Qu’on se le dise, l’envie de fraises n’est pas qu’une question d’hormones. Dès les premiers beaux jours tout le monde en veut dans son assiette, polichinelle dans le tiroir ou pas. L’industrie, toujours à l’affût de nos désirs intensifie donc la cadence. En 15 ans, la production mondiale a doublé. Chaque seconde on produit dans le monde 129 kilos de la belle rouge, soit au final plus de 4 milliards de kilos chaque année. Où ça ? Aux Etats-Unis et en Espagne qui assurent respectivement 1,1 milliard et près de 300 millions de kilos. Dans ce contexte, l’Hexagone avec ses 3 000 producteurs et ses 50 à 70 millions de kilos est… aux fraises.

Fraise contre lynx
Le problème c’est qu’en France, on se boulotte près de 2 kg de fraises par an et par personne. Si vous faites le calcul, ça fait donc 130 millions de kilos de fraises avalées : le compte n’est pas bon. Garriguette, ciflorette, charlotte ou mara des bois ne font pas le poids même si l’on intensifie les productions en multipliant les cultures hors sols. Pour combler notre déficit, on n’hésite pas à faire venir la belle en camion et à lui faire parcourir près de 1500 kilomètres. Car c’est en Andalousie, dans la région de Huelva qu’on en produit le plus.
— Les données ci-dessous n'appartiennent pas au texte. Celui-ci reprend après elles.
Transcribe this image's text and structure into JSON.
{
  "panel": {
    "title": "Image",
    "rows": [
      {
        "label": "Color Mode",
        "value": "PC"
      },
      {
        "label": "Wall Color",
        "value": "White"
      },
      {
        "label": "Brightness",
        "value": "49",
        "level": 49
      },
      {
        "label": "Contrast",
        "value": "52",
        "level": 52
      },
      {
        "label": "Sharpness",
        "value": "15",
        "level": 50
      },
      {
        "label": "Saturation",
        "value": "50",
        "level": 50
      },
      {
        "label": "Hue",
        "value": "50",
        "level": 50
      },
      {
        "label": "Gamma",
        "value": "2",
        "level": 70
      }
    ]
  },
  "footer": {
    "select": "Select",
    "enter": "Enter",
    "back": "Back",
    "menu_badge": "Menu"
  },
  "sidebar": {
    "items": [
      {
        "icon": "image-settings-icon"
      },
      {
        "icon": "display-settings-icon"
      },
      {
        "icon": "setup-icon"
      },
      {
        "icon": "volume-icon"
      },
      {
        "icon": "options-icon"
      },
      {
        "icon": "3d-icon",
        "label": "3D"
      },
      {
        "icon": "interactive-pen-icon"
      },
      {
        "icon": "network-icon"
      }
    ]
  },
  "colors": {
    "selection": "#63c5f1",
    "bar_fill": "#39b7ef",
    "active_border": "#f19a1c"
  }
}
Depuis les années 60, sur la côte Ouest de l’Espagne, c’est le paradis de la fraise et l’enfer des écologistes. Sur près de 6000 hectares, de gigantesques bâches recouvrent les paysages et grignotent en toute impunité le territoire du parc naturel de Donana, l’un des plus grands sites naturels protégés d’Europe. Mais ce n’est pas tout, les cultures pompent un tiers des réserves en eau de la région se souciant comme une guigne des besoins des 500 000 oiseaux qui y trouvent refuge chaque hiver, encore moins du lynx ibérique, figure locale menacée d’extinction. Pour éviter que la zone humide ne se transforme en savane, le WWF a tiré la sonnette d’alarme en 2007, des pétitions ont tourné sur le net. Mais la fresa espagna est toujours là.

4500 tonnes de plastique sont utilisées chaque année. Fantastique !

Garantie 100% produits chimiques
Elle est bonne au moins cette fraise d’Espagne ? Si on aime les fruits au goût de concombre, pourquoi pas. Si on apprécie les produits chimiques aussi. En 2005, la DGCCRF (la direction des fraudes donc) a trouvé des traces de pesticides dans 76% des barquettes contrôlées. Le verdict d’une étude allemande est encore pire : il y aurait au total plus de 105 molécules différentes détectées, parmi lesquelles le cyprodinil, le fludioxonil, le fenhexamide, le tolylfluanide (désormais interdit en France) et l’azoxystrobine. Bon appétit.

Saisons à la carte
Vous en voulez encore ? On continue. Claude-Marie Vadrot, journaliste baroudeur de la première heure et auteur « des fraises en hiver » rappelle que la production est totalement artificielle. L’été, les plants sont placés dans des frigos pour leur faire croire que c’est l’hiver et avancer la production. Au printemps, les bâches noires permettent de chauffer à bloc le sol. Et à l’automne, c’est le grand ménage de printemps. « La terre sableuse est nettoyée, stérilisée, la microfaune détruite, avec du bromure de méthyl et de la chloropicrine. Le premier est un poison violent interdit par le protocole de Montréal sur les gaz attaquant la couche d’ozone signée en 1987 (dernier délai en 2005) ; le second, composé de chlore et d’ammoniaque est aussi un poison : il bloque les alvéoles pulmonaires en entraînant de violentes douleurs. Il a longtemps servi de gaz de combat et a été utilisé pour la dernière fois par Ali Hassan Al-Madjid dit Ali le Chimique, au Kurdistan, contre les Chiites et contre les Iraniens pour le régime de Saddam Hussein, ce qui lui a valu l’année dernière une condamnation à la peine de mort… »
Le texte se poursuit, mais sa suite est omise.